Most of these LSAT-Flex administrations have seen an increase in the average scores that test takers as a whole have achieved as compared to prior LSAT data. Although shorter tests may appear to be the simple explanation for increased scores, the equating process allows us to reduce the impact of varying test difficulty, which means the explanation is more complex than simply test duration. There are several hypotheses for these findings, beyond the shorter test design and testing time. Firstly, test takers may have differing levels of testing anxiety during test administrations, and some test takers are likely to be less anxious testing at home. Secondly, test takers may have had more preparation time than usual for the LSAT-Flex administrations, since the COVID-19 pandemic resulted in the cancellation of many activities. Supporting this hypothesis is recent evidence pointing to notable score improvements for students using Official LSAT Prep through Khan Academy to improve their skills. Thirdly, candidates’ perceptions of application timing may have shifted, so the customary patterns for first-time and repeat test taking may also be shifting. Timing matters because the most highly skilled test takers may be testing throughout the summer and fall instead of primarily in the fall. The high availability of testing times may also be causing shifts in test patterns. LSAC will continue to closely monitor these score comparisons between LSAT-Flex and prior LSAT data as they become available.

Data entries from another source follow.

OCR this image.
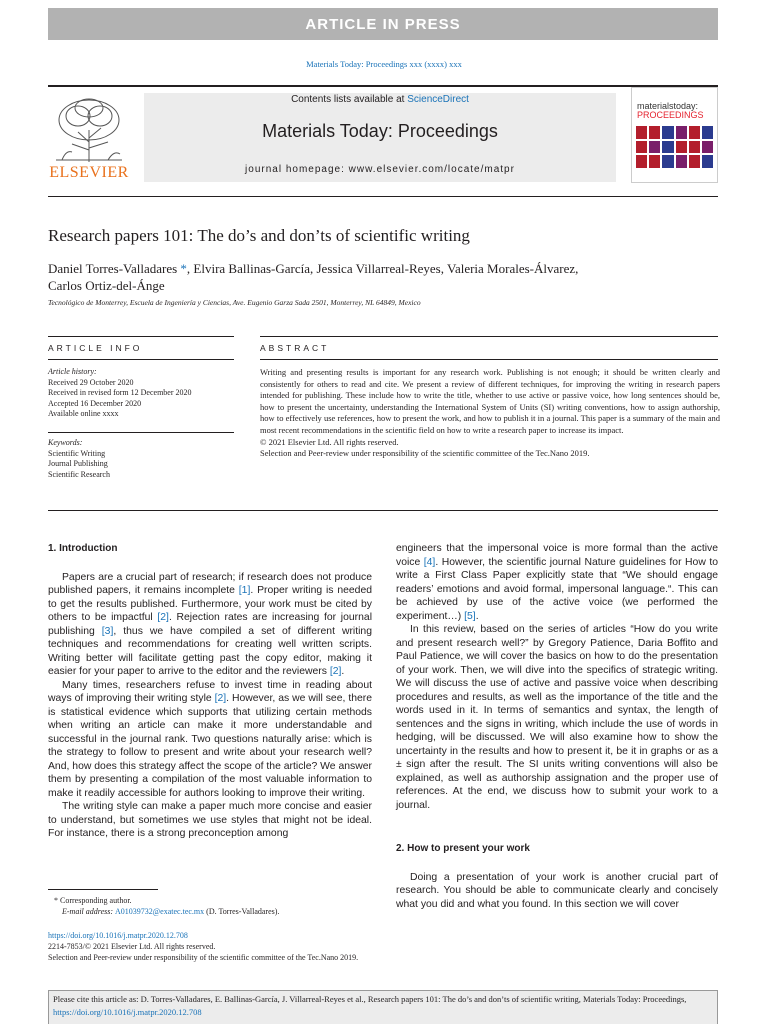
ARTICLE IN PRESS
Materials Today: Proceedings xxx (xxxx) xxx
ELSEVIER
Contents lists available at ScienceDirect
Materials Today: Proceedings
journal homepage: www.elsevier.com/locate/matpr
materialstoday:
PROCEEDINGS
Research papers 101: The do’s and don’ts of scientific writing
Daniel Torres-Valladares *, Elvira Ballinas-García, Jessica Villarreal-Reyes, Valeria Morales-Álvarez,
Carlos Ortiz-del-Ánge
Tecnológico de Monterrey, Escuela de Ingeniería y Ciencias, Ave. Eugenio Garza Sada 2501, Monterrey, NL 64849, Mexico
ARTICLE INFO
Article history:
Received 29 October 2020
Received in revised form 12 December 2020
Accepted 16 December 2020
Available online xxxx
Keywords:
Scientific Writing
Journal Publishing
Scientific Research
ABSTRACT
Writing and presenting results is important for any research work. Publishing is not enough; it should be written clearly and consistently for others to read and cite. We present a review of different techniques, for improving the writing in research papers intended for publishing. These include how to write the title, whether to use active or passive voice, how long sentences should be, how to present the uncertainty, understanding the International System of Units (SI) writing conventions, how to assign authorship, how to effectively use references, how to present the work, and how to publish it in a journal. This paper is a summary of the main and most recent recommendations in the scientific field on how to write a research paper to increase its impact.
© 2021 Elsevier Ltd. All rights reserved.
Selection and Peer-review under responsibility of the scientific committee of the Tec.Nano 2019.
1. Introduction

Papers are a crucial part of research; if research does not produce published papers, it remains incomplete [1]. Proper writing is needed to get the results published. Furthermore, your work must be cited by others to be impactful [2]. Rejection rates are increasing for journal publishing [3], thus we have compiled a set of different writing techniques and recommendations for creating well written scripts. Writing better will facilitate getting past the copy editor, making it easier for your paper to arrive to the editor and the reviewers [2].

Many times, researchers refuse to invest time in reading about ways of improving their writing style [2]. However, as we will see, there is statistical evidence which supports that utilizing certain methods when writing an article can make it more understandable and successful in the journal rank. Two questions naturally arise: which is the strategy to follow to present and write about your research well? And, how does this strategy affect the scope of the article? We answer them by presenting a compilation of the most valuable information to make it readily accessible for authors looking to improve their writing.

The writing style can make a paper much more concise and easier to understand, but sometimes we use styles that might not be ideal. For instance, there is a strong preconception among

engineers that the impersonal voice is more formal than the active voice [4]. However, the scientific journal Nature guidelines for How to write a First Class Paper explicitly state that “We should engage readers’ emotions and avoid formal, impersonal language.“. This can be achieved by use of the active voice (we performed the experiment…) [5].

In this review, based on the series of articles “How do you write and present research well?” by Gregory Patience, Daria Boffito and Paul Patience, we will cover the basics on how to do the presentation of your work. Then, we will dive into the specifics of strategic writing. We will discuss the use of active and passive voice when describing procedures and results, as well as the importance of the title and the words used in it. In terms of semantics and syntax, the length of sentences and the signs in writing, which include the use of words in hedging, will be discussed. We will also examine how to show the uncertainty in the results and how to present it, be it in graphs or as a ± sign after the result. The SI units writing conventions will also be explained, as well as authorship assignation and the proper use of references. At the end, we discuss how to submit your work to a journal.

2. How to present your work

Doing a presentation of your work is another crucial part of research. You should be able to communicate clearly and concisely what you did and what you found. In this section we will cover

* Corresponding author.
E-mail address: A01039732@exatec.tec.mx (D. Torres-Valladares).
https://doi.org/10.1016/j.matpr.2020.12.708
2214-7853/© 2021 Elsevier Ltd. All rights reserved.
Selection and Peer-review under responsibility of the scientific committee of the Tec.Nano 2019.
Please cite this article as: D. Torres-Valladares, E. Ballinas-García, J. Villarreal-Reyes et al., Research papers 101: The do’s and don’ts of scientific writing, Materials Today: Proceedings, https://doi.org/10.1016/j.matpr.2020.12.708
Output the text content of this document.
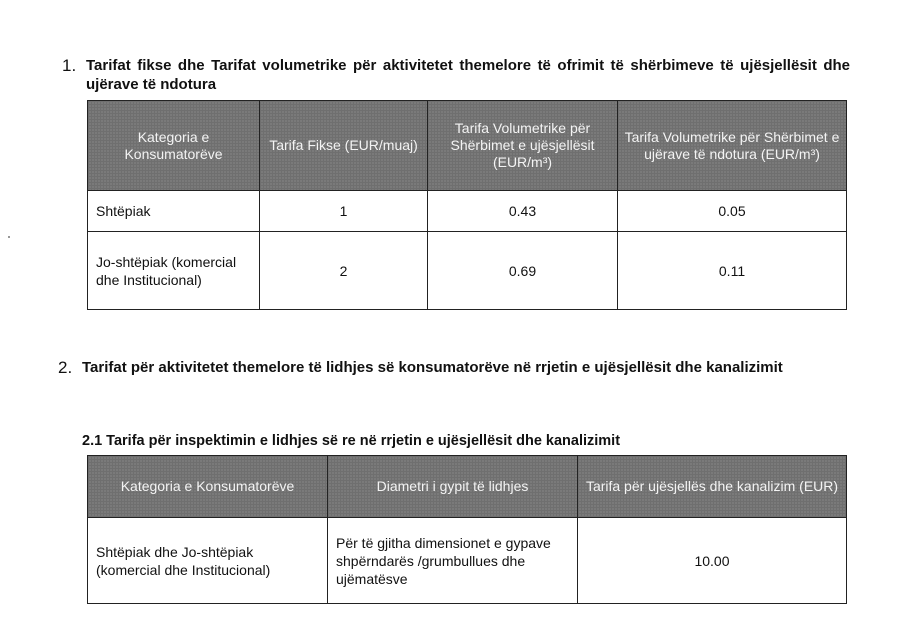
1. Tarifat fikse dhe Tarifat volumetrike për aktivitetet themelore të ofrimit të shërbimeve të ujësjellësit dhe ujërave të ndotura
Kategoria e Konsumatorëve	Tarifa Fikse (EUR/muaj)	Tarifa Volumetrike për Shërbimet e ujësjellësit (EUR/m³)	Tarifa Volumetrike për Shërbimet e ujërave të ndotura (EUR/m³)
Shtëpiak	1	0.43	0.05
Jo-shtëpiak (komercial dhe Institucional)	2	0.69	0.11
2. Tarifat për aktivitetet themelore të lidhjes së konsumatorëve në rrjetin e ujësjellësit dhe kanalizimit
2.1 Tarifa për inspektimin e lidhjes së re në rrjetin e ujësjellësit dhe kanalizimit
Kategoria e Konsumatorëve	Diametri i gypit të lidhjes	Tarifa për ujësjellës dhe kanalizim (EUR)
Shtëpiak dhe Jo-shtëpiak (komercial dhe Institucional)	Për të gjitha dimensionet e gypave shpërndarës /grumbullues dhe ujëmatësve	10.00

Interpreting LSAT-Flex Scores

Like the traditional LSAT, scores on the LSAT-Flex are reported on a scale from 120 to 180. The LSAT-Flex scores have the same meaning from one administration to the next as a result of a statistical process called equating. Historically, the overall average scores of some LSAT administrations are higher or lower than other administrations; there is a seasonality pattern of average scores. When scores are equated, a given score, such as a score of 160, represents the same proficiency regardless of the test administration. For any individual test taker, a given score represents the same level of ability regardless of when the score is earned. For example, an applicant with an LSAT score of 160 might have a higher relative standing among February test takers than among June test takers, but the ability level represented by a score of 160 is the same regardless of when that score is earned."